リベリオン曰く、あの日、ダンスを終えて少し休んでいた時にリリアがお手洗いに行くと姿を消した。

しかし、いくら待っても彼女は戻らず探しに行ったところ警らに取り押さえられているリリアがいたという。

「リリアは君を殺せば、私の婚約者になれると考えていたようだ。けれど、それは身分的に考えて不可能だった。それに申し訳ないが私はリリアを大切な幼なじみとあの日までは思っていたが婚約者と見たことはなかった」

その言葉に私は何故か不快感を抱いた。リベリオンがリリアを愛していたのは明白だった。だってリリアにリベリオンは沢山のプレゼントを送っていた。

それは私が嫌がらせのように送られた好みじゃないものではなくしっかりと彼女の好みのものか、彼女にねだられて買ったものだったのだから。

(リベリオンは確かにリリアを女性として好きだったはず。それなのにどうしてこんな嘘をつくのだろう)

臓腑が冷たくなる感覚がした。夢なのに、幸福な夢なのに何故か不愉快さが募る。

「ああ、でも君は信じられないだろう。確かにあの当時私は君を全く愛していないと思っていた。それに比べたらリリアを大切にして

まるで心を読まれたような不快感。胸やけするような嫌な気分。

けれど、リベリオンは続けた。

「いや、実際あの当時はリリアを私は愛していると言われても仕方なかったのかもしれない。唯一リリアにだけ心を開いていたからね。でも今は違う。リリアは私をだましていた、それを知って完全にあの時抱いていた親しい気持ちも愛おしい気持ちも消えてしまった」

だましていた……リリアは確かに男性に対してどうすれば自分が好かれるかが分かっているタイプの女性だった。病弱でか弱く儚げで守ってあげたいような庇護欲を掻き立てる、まさに男性からみたらどうしようもなく愛おしくなるような存在。

私とは真逆だった。

完璧であろうとした。

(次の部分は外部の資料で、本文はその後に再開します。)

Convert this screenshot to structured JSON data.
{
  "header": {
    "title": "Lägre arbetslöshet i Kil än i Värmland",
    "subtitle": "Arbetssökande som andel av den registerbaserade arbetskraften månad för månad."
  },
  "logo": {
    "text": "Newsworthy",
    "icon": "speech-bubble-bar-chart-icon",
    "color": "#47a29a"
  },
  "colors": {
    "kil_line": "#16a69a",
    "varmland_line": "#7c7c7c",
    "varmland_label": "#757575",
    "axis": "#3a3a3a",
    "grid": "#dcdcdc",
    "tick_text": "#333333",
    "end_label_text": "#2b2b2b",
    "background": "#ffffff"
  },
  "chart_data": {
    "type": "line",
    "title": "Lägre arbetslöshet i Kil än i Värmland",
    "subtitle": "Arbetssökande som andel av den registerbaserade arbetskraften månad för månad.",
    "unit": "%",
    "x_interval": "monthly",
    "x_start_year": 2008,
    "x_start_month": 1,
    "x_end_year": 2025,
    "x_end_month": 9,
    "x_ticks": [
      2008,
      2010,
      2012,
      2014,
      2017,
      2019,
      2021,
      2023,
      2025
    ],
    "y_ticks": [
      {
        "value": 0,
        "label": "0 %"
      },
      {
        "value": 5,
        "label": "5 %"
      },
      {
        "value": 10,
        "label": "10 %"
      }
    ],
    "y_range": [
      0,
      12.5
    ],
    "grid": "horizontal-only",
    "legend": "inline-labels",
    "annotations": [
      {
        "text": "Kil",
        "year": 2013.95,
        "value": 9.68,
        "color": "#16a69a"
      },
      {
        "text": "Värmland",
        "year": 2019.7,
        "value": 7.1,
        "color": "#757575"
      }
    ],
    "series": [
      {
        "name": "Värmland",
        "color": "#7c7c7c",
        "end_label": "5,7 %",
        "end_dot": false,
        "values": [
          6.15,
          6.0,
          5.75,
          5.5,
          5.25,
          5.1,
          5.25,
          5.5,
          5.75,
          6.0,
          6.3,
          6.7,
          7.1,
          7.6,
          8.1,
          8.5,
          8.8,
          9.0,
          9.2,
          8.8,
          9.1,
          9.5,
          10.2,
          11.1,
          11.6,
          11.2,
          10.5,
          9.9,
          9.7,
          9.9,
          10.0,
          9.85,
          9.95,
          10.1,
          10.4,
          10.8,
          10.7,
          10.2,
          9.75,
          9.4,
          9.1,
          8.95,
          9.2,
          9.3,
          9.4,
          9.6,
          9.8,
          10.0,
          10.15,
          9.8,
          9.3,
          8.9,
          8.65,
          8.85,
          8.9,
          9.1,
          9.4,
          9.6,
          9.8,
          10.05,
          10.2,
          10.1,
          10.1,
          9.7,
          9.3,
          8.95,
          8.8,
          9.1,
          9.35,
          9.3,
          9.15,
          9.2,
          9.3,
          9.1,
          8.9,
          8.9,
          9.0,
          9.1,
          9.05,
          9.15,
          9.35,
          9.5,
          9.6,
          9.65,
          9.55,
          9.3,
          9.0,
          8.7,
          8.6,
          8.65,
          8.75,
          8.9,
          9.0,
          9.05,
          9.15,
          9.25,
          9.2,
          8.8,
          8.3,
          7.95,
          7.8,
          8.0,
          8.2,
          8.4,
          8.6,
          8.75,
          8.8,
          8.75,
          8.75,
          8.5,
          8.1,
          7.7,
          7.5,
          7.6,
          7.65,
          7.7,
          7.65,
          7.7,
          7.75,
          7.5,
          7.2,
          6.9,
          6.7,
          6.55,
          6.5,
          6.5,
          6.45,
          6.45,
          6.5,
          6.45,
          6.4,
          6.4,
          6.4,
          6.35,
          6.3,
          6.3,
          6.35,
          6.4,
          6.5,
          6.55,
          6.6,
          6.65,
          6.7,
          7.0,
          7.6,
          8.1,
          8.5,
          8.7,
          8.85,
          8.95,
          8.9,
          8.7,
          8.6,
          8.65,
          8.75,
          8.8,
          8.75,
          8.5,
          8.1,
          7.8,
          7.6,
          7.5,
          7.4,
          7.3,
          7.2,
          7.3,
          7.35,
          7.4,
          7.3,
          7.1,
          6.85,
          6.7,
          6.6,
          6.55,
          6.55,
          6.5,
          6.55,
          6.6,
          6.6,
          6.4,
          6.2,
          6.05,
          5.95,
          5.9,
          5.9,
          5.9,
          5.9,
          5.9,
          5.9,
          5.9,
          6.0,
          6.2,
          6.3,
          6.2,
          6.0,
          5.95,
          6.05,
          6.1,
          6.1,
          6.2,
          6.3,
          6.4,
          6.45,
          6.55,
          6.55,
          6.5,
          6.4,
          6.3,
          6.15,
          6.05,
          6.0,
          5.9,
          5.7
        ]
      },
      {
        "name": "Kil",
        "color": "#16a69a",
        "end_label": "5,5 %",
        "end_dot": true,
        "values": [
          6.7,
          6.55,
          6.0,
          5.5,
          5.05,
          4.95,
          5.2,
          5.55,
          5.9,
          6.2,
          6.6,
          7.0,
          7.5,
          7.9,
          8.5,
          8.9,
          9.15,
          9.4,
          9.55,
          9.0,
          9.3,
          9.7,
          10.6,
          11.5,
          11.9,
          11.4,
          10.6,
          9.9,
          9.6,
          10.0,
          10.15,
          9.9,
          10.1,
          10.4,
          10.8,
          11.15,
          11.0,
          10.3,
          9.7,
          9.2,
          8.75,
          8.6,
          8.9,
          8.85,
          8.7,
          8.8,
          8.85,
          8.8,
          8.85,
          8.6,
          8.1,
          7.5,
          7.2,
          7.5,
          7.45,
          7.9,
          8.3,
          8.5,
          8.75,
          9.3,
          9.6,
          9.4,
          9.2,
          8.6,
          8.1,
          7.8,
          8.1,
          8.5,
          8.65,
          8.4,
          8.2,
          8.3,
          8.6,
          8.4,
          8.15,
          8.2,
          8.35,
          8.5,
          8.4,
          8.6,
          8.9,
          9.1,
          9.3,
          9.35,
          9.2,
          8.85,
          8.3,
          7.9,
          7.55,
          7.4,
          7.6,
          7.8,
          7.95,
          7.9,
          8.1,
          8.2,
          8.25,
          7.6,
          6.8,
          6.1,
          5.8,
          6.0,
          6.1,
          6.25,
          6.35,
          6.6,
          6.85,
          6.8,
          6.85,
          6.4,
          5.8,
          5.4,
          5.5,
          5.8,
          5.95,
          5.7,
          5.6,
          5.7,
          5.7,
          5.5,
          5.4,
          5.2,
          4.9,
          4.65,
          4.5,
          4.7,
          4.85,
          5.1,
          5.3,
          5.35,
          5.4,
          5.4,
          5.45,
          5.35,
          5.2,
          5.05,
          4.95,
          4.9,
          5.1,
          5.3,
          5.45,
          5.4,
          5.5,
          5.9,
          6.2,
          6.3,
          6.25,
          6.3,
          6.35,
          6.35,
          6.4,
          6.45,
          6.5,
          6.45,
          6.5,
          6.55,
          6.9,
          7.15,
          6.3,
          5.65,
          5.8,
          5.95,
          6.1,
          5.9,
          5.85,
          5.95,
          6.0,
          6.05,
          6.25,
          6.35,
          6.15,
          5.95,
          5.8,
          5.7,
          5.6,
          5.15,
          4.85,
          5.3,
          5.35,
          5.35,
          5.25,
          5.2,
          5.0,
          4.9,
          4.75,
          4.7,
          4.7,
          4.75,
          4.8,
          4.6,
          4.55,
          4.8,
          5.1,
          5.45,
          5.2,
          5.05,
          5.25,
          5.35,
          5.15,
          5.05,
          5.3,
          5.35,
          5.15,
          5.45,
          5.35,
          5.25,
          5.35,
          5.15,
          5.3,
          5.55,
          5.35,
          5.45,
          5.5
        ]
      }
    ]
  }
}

ひとつだって取りこぼしのないように、そうしないと愛されないと思っていた。いや、今も想い続けている。それなのに私はこんな不完全な、瑕疵のある状態になってしまった。

「泣いているのか。すまない。まだ調子も戻っていないのに随分と酷い話をしてしまったね」

優しく、本当にこれがあの冷たいリベリオンであると信じられないようなとろけるような微笑みで私の涙をまたハンカチで拭ってくれた。

「なんにせよ、リリアは君を殺そうとした。だからもう彼女を愛することはないし、そう遠くない未来処刑も決まっている。狂った女は処刑される」

とても冷たい声で言い放つ。かつては愛を語らっただろうその口で。

(せっかく良い夢だと思ったのに、変なところでリアルだな)

そして、その変貌が逆に私に優しくなった理由も隠れている気がしてなんだかとても落ち着かなかった。